Modern, performant computer graphics is an incredibly complex topic full of hacks, workarounds, and edge cases. It’s possible that an update to DirectX/OpenGL/Vulkan caused some edge case interaction between the application and the graphics pipeline to fail somewhere. Updating the GPU driver (mesa, nvidia, amdgpu, or whatever Windows equivalent) could mitigate that failure.

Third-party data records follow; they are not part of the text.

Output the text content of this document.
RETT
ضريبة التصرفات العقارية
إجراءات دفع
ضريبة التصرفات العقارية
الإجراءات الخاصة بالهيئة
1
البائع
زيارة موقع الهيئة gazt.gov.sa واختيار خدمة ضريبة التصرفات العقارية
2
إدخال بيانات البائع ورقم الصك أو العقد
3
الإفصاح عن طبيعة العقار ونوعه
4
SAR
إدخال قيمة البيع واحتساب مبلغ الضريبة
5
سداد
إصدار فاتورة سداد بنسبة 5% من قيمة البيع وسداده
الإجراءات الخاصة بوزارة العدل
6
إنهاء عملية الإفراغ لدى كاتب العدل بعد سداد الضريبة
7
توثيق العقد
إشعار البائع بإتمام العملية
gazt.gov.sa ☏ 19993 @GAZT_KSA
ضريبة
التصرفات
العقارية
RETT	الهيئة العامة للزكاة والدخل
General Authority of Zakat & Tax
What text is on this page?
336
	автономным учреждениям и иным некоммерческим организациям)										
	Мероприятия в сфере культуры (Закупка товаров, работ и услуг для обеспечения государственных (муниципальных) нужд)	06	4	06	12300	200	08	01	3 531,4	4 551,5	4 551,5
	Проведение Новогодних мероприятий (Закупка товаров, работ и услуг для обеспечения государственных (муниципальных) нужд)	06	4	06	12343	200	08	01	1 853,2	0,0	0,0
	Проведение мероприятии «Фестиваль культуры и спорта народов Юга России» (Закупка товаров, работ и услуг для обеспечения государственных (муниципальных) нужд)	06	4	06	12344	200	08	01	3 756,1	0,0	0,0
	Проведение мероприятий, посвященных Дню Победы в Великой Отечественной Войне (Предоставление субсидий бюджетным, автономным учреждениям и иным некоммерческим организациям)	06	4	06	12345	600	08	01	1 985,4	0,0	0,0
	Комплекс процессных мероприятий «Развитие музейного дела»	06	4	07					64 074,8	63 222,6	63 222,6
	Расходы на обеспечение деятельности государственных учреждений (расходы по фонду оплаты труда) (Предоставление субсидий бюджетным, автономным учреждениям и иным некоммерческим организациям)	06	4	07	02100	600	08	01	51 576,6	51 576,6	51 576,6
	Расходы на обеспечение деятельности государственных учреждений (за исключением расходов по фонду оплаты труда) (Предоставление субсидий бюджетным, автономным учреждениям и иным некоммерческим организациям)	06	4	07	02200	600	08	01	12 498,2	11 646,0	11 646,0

I remember having to update the Nvidia Windows driver when Cyberpunk 2077 was released to fix an issue related to transparent foliage (transparency is always a pain in the ass to deal with).

VindictiveJudge ,
@VindictiveJudge@lemmy.world avatar

Other things that have been broken by one update and fixed by new drivers were shadows in Oblivion not rendering and Arkham Asylum crashing at a specific moment if physx was anabled.

Fiivemacs ,

Meanwhile I’ll go 6mos to a year before even thinking of updating my 1080ti and never once have issues.

ramble81 ,

hacks, workarounds, and edge cases

That’s always what I thought when they release a new driver for a specific game. I’m like “seriously? Do they check the executable or something?” Yes, yes they do.

HairyHarry ,

OS updates can do this.

totallynotaspy ,
@totallynotaspy@fedia.io avatar

^This. I can tell every time my pc updates by the fact that nothing ever works correctly anymore.

Literally just downloaded video drivers yesterday due to this, and I have the vast majority of auto updates turned off for windows.... Every update moves me closer to switching Os entirely.

Hawke ,

Every update moves me closer to switching Os entirely.

Dooo eeeet.

Confused_Emus ,

One of us! One of us! Gooble gobble! Gooble gobble! One of us!

subignition ,
@subignition@fedia.io avatar

You can pause Windows update for a little over a month at a time so that you're not surprised by any automatic restarts, FYI

Tywele ,

In all my life I’ve never had a surprise restart in Windows.

subignition ,
@subignition@fedia.io avatar

Congratulations, maybe you're already using my trick then. Not sure what your comment was meant to add.

From Windows 10 on, the default is to automatically restart when you're not using it, which can be annoying if you've got a complex workspace going and then everything gets closed overnight

marcos ,

My guess is that your OS changed.

But I wouldn’t put some GPU manufacturers breaking your hardware on purpose completely out of the picture.

MagnyusG ,

speaking of which, what’s a good way to keep all my drivers updated? I feel like I’ve been slacking on that.

dinckelman ,

On Windows, a lot of motherboard vendors would ship their own update utility, however the issue is that in 9 out of 10 cases, that utility would also install some useless garbage on the side, and hog the resources, while not really doing anything. In other cases, Windows itself can provide you with updates, for the devices it recognizes

rtxn ,

On Linux? Update packages and reboot.

On Windows? I think Nvidia is updated by Windows Update, but you’ll have to manually download the online updater tool for AMD cards. There’s really no good method to automate it on Windows other than clicking on the pop-ups, which I find equally hilarious and embarrassing.

Longpork3 ,

Is your game completely offline, or does it have automatic updates pushed via steam or similar? If a background game update changed an api call or two in the way it handles graphics, its possible that your current graphics drivers dont support the new implementation.

An ideal system would do a version check for what is installed on your system and recommend a gfx driver update before pulling down such a game update, but our world is far from ideal.